There are people in Australia who think, and therein lies the problem for the people who try to fandangle the system. There are people in Australia who think, and everyone knows what this is about. Everyone knows that this is about trying to eliminate the voice of the little people. That is all this is about—'There will only be us and the big boys playing and no-one else is playing the game.' The Greens have got a bit carried away with themselves and have started to think they are the big boys. I think they are in for a pretty rude shock, because people are pretty worried about their jobs. They are not coming up to me and saying, 'We are dying of carbon.' They are saying, 'Am I going to have a job tomorrow?' So I would not be counting too much on the Greens' performance.
I deeply regret that this game is being played. Once again, the people of Australia will be hit with another wave of disillusion. For everyone in this House, 20 per cent of people will not vote for the majors anymore. They just will not do it. They will vote for anyone. You can say, 'These are ridiculous little parties,' but they will vote for ridiculous little parties rather than vote for you. The chickens are coming home to roost, as I have said a million times in this place.

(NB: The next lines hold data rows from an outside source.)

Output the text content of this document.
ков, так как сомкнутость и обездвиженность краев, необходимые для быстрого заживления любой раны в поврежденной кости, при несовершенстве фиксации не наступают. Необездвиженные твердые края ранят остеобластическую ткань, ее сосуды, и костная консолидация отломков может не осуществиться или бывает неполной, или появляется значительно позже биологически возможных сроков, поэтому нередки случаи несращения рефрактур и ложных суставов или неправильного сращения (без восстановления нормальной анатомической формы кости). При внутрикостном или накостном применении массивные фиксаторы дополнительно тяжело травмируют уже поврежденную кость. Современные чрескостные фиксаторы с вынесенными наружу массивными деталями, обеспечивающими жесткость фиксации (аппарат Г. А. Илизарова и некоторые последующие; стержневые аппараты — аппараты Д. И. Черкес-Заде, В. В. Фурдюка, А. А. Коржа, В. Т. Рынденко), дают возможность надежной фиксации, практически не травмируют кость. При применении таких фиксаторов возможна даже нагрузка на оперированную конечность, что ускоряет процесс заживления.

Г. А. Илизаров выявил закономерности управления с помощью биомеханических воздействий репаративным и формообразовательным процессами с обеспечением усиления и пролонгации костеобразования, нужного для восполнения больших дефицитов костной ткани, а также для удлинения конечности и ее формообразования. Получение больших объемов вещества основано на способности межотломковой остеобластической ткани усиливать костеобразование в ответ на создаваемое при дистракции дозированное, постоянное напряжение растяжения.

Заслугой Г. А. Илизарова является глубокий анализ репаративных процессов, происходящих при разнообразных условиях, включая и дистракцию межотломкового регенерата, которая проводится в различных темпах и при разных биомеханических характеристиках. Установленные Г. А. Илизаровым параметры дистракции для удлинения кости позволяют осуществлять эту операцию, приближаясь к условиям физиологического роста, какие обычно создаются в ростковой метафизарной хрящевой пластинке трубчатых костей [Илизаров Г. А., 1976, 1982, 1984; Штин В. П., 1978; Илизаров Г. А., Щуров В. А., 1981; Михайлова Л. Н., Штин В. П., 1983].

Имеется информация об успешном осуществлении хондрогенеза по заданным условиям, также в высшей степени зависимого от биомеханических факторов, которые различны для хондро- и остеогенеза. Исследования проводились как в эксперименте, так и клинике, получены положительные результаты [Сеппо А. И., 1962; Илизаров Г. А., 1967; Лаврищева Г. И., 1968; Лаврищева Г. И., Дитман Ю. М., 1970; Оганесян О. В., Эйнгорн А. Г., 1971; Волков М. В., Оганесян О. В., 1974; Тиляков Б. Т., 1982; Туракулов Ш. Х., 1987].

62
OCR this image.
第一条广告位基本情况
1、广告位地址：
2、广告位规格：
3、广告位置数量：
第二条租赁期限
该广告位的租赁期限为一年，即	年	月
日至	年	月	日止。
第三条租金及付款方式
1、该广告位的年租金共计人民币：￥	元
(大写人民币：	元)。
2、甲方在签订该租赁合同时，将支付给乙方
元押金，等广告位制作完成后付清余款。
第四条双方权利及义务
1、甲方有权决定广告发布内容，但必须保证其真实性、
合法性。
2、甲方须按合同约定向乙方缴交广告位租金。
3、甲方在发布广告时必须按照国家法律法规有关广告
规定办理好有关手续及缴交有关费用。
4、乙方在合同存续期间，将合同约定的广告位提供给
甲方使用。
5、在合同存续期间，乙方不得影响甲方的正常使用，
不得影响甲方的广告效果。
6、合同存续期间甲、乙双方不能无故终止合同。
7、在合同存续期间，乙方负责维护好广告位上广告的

There is a really good movie out. I recommend everyone go and see The Big Short. In America, everyone said there was no problem and one bloke made $96 billion out of the fact that he realised that there was one hell of a big problem out there. He sold short and made $96 billion. Go and see that movie, because if you think there is nothing wrong in this country then you must be the only people in this country who think there is nothing wrong. We have nothing left except iron ore and coal. I come from a coalmining area, and I can tell you that things are pretty grim. That is all we have left now. We have those two things going.
You have decided that you are going to fandangle the system for your own benefit, and I have seen it again and again in Australian history that, when people have tried to be tricky and smart and to overcome the democratic system with their sneaky little tricks, it has backfired on them really badly—and I predict it is going to be the same thing here.